Now is the time to buy financials, especially since they have been down in recent weeks. As a group, we expect the financial sector to go 25% higher once earnings numbers start to come out. If you remember back to the first quarter of this year, earnings were suppose to be up 24%, but they ended up 30%.
In addition, we are going to have easier regulation moving forward. President Trump just signed into law the repeal of the Volcker rule, which will allow banks to start trading in their own account. The rule introduced after the 2007-2009 financial crisis that bans banks from trading on their own account in order to make compliance easier for many firms. This means a reduction in the regulatory and compliance burden, smaller banks that are no longer considered to big to fail. The banks ability to make money is now “game on!”
Most importantly, the yield curve is flattening, which makes inexperienced investors think this is a good time to get out of banking, but that’s just not true.

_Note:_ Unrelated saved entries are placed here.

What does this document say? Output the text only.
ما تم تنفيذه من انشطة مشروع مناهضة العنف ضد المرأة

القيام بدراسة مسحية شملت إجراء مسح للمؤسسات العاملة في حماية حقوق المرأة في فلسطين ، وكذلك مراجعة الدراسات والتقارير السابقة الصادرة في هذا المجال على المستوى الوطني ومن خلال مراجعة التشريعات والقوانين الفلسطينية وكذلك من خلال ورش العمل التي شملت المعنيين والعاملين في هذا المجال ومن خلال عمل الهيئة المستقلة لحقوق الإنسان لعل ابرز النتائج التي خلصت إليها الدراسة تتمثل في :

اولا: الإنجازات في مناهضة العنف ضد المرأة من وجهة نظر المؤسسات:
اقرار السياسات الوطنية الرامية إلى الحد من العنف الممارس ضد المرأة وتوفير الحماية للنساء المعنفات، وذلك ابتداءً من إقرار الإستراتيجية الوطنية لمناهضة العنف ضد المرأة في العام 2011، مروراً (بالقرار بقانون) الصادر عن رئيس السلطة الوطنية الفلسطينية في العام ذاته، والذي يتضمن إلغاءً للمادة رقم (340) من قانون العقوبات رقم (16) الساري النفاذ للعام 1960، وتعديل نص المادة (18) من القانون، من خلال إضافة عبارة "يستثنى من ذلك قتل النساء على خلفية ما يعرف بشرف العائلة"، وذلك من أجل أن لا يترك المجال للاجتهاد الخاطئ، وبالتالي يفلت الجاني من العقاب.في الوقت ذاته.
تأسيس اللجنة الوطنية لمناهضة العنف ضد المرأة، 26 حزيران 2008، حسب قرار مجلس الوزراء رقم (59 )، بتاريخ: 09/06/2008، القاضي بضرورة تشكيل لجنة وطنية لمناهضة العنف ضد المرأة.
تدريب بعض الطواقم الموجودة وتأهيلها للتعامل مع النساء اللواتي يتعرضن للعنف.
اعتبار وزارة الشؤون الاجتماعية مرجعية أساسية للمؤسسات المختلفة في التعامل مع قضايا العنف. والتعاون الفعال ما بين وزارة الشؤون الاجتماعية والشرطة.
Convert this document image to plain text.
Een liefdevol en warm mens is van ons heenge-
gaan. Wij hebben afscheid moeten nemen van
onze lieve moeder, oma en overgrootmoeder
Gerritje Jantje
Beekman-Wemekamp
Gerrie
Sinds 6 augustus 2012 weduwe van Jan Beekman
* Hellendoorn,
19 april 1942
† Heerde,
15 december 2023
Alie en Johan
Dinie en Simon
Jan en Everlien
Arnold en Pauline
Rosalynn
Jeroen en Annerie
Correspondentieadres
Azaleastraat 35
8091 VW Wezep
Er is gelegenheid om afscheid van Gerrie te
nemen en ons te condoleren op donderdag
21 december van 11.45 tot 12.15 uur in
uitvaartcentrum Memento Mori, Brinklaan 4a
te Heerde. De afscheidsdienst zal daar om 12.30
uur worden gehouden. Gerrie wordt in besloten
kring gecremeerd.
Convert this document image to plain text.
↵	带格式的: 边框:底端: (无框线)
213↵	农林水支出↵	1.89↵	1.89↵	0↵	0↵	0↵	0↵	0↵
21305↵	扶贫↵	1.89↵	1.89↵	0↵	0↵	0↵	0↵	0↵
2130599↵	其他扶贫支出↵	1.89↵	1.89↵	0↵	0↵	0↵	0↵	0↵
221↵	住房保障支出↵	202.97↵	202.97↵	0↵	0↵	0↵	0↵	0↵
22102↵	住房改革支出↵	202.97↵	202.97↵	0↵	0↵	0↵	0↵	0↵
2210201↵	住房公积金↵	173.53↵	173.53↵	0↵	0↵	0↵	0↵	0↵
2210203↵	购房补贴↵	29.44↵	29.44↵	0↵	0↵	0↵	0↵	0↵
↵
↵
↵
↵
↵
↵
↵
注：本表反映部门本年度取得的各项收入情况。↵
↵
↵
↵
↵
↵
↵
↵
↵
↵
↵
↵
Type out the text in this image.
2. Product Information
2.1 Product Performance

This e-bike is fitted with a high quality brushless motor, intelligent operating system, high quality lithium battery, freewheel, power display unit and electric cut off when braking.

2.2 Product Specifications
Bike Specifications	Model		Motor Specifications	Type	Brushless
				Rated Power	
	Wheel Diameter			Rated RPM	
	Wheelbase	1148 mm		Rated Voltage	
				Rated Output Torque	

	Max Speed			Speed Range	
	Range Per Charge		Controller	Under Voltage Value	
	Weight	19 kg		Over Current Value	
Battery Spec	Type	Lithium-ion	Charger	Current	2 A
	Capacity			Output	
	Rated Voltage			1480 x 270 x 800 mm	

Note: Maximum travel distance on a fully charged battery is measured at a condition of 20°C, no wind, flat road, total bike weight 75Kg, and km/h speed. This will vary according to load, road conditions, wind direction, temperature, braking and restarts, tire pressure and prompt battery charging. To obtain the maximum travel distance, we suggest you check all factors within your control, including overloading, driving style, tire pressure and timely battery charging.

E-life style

History shows us that after the yield curve flattens in the financial sector that it’s followed by a monster move to the upside.
When you compare this with the technical, we see RSI and PercentR are both showing these sectors to be oversold. Looking for a strong move to the upside over the next couple of months.
The biotech sector has been getting beaten up lately, and with that, an increase in implied volatility, something we like. The bar has been set pretty low for the biotech sector, which makes for a perfect time to swoop in if we find the right situation to get into.
Amgen is looking like it is a perfect fit as it has many defensive characteristics that will stop the company from trading much lower. It has $32 billion in cash on the books, $6.2 billion in terms of free cash flow in the first quarter, and the sector has a whole looks like it’s settling down at this level.
Amgen also have a lot of new products in the pipeline, there’s at least six or seven key therapeutic areas that Amgen is going after. They’re also working on acquiring other profitable drugs that fit with their portfolio. When a smart acquisition, or even possibly a merger is made, the market will react to the upside.
In the mean time they have a migraine product in Erenumab that has continued to exceed expectations by meeting all primary and secondary endpoints in the unique phase 3b study, and these are with patients who have failed multiple prior preventive treatments.
Let’s not forget about Rapatha, the drug for hyperlipidemia, which is also continuing to grow and gain momentum in the space.
The point is the company has been relatively flat recently, but with the amount of positive new products coming down the pipeline, Amgen is setting up to trade higher over the next several months. This is one we could hit over and over again throughout the summer.
Looking for Amgen to at least support the current level and start to trade higher as the media starts to cover all the positive things happening within the company.
I don’t know anyone who thinks raising the interest rates right now is a good idea. Well I guess it’s a good idea if you don’t care which way the market moves. It is fine for option traders as we can make money when the market moves down as well. I got a feeling that is exactly where it is going.
For the short term make sure you hedge all your long stock positions if you wish to keep them on. At OptionStrategiesInsider.com we are doing to concentrate on selling upside call options over the next few weeks unless the market shows us something different.
The right positions are going to be key to making money until things settle down.
Seems like a lot of bad situations happening in the world right now. On top of that European Banker Mario Draghi announced his initiatives for Europe and it did not deliver what the market expected.
Draghi’s less aggressive plan has two effects, the Europeen stock markets were flattened and the dollar plummeted verses the euro.
Lots of uncertainty in the market right now, which raises volatility and leads to higher profits for successful option trades.